Ai finanziamenti europei che perderemmo, non realizzando con tempestività gli adempimenti previsti, si aggiungono quelli che non arriveranno dagli investitori nazionali e stranieri, se attueremo solo parzialmente il PNIEC. Ci siamo già lasciati alle spalle il primo dei dieci anni del Piano, durante il quale i progetti autorizzati sono risultati largamente inferiori a quanto richiesto per realizzarne gli obiettivi. Nel frattempo, non si è nemmeno riusciti ad adeguare il PNIEC al nuovo target di decarbonizzazione (entro il 2030 emissioni ridotte del 55% rispetto al 1990). Della nuova versione, annunciata prima dell'estate scorsa, poi posticipata all'autunno, non è ancora circolata nemmeno una bozza. Il ritardo del PNIEC aggiornato è preoccupante, perché le modifiche più significative dovranno riguardare il trasporto, che nei paesi dell'UE ha finora contribuito meno del settore elettrico e termico al processo di decarbonizzazione. Nel decennio scorso ha infatti soddisfatto con fonti rinnovabili solo circa il 10% dei consumi finali.

L'orientamento dell'Unione europea, reso ufficiale col pacchetto "Fit for 55", è a favore dell'elettrificazione del settore, a partire dalle auto e dai furgoni, orientamento peraltro già recepito dalla Germania, principale destinataria dei prodotti dell'indotto auto italiano.
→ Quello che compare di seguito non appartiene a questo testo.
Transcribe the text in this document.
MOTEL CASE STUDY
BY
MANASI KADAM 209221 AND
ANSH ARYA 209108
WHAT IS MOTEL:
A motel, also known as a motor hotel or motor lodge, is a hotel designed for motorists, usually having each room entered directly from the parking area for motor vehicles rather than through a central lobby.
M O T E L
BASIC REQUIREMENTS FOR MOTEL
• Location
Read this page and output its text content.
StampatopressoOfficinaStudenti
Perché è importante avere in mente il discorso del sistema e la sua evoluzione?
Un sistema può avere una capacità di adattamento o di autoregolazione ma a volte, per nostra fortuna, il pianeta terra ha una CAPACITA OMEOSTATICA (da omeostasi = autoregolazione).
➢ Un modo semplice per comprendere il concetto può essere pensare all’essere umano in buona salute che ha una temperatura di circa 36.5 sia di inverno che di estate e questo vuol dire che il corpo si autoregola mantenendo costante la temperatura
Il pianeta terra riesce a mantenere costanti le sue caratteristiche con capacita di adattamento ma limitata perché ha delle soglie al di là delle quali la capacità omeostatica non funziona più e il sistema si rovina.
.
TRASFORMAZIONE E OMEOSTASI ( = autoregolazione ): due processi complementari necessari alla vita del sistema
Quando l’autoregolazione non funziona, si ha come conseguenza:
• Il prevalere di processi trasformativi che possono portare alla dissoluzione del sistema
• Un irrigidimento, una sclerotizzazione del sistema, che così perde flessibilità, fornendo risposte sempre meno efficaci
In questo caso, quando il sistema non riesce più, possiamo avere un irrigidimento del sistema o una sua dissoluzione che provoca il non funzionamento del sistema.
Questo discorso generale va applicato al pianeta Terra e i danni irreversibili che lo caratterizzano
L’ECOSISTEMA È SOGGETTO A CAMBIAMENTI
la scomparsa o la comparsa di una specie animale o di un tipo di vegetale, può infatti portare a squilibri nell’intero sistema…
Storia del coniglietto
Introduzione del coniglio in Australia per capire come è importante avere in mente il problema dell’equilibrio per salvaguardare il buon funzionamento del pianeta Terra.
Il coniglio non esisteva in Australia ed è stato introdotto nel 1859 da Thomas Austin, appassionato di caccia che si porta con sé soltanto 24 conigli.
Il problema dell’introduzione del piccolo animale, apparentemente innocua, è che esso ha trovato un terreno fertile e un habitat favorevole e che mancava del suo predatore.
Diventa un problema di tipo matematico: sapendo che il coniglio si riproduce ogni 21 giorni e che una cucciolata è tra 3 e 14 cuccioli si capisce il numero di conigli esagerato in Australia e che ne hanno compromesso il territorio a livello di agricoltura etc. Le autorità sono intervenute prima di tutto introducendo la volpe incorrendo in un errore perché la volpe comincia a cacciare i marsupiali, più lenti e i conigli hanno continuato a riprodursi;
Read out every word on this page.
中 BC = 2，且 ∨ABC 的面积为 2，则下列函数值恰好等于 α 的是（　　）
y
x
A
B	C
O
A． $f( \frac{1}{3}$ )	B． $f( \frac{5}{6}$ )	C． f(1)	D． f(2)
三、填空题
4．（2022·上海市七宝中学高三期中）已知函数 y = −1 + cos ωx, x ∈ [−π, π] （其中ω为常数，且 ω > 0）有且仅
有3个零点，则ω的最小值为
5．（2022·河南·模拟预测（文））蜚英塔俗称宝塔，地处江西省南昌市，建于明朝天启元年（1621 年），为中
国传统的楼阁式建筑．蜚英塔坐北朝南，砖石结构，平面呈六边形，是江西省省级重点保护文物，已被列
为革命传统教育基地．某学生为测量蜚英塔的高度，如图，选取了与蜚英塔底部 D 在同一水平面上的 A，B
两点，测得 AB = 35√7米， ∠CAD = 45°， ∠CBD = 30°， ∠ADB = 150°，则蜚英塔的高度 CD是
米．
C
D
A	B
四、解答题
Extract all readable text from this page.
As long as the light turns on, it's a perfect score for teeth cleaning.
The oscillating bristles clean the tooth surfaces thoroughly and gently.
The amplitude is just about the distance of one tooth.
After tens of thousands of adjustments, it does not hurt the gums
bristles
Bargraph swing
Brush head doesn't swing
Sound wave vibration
Le conseguenti ricadute economiche e occupazionali hanno già portato alla messa a punto in Francia, Germania e Spagna di un Piano auto, viceversa assente nel nostro paese, malgrado l'incidenza del settore sul PIL. Inoltre, senza il supporto del nuovo Piano energia-clima, di un Piano auto e delle conseguenti politiche a sostegno della riconversione delle raffinerie - il tutto passato prima al vaglio delle parti interessate e poi approvato - con quali argomentazioni e con quale forza il Ministro per la transizione ecologica potrà affrontare il confronto in sede europea sul pacchetto "Fit for 55"? Non rappresentano certo un precedente tranquillizzante le controversie nate su quanto avrebbe deciso il CITE in merito al divieto di immatricolare veicoli a benzina e diesel dopo il 2035.

Perché il 2022 non diventi un annus horribilis non solo per il settore dell'energia, occorre pertanto evitare di aggiungere altri ostacoli ai molti già disseminati sulla strada verso la realizzazione degli obiettivi che ho menzionato: i più importanti, ma non gli unici da perseguire nell'anno appena iniziato.

L'ostacolo capace di produrre il danno maggiore, compromettendo innanzi tutto l'acquisizione di una parte rilevante dei 27,6 miliardi del PNRR, sarebbe stata un'elezione del Presidente della repubblica il cui esito provocasse la crisi dell'attuale maggioranza di governo e in primis mettesse in discussione il ruolo di garante verso l'Europa dell'attuale premier. Viceversa l'impegno con cui il governo ha ripreso a lavorare, varando subito la parte mancante della riforma della giustizia e verificando la fattibilità degli obiettivi che il PNRR dovrà realizzare nel 2022, è di buon auspicio per la crescita ecosostenibile del Paese.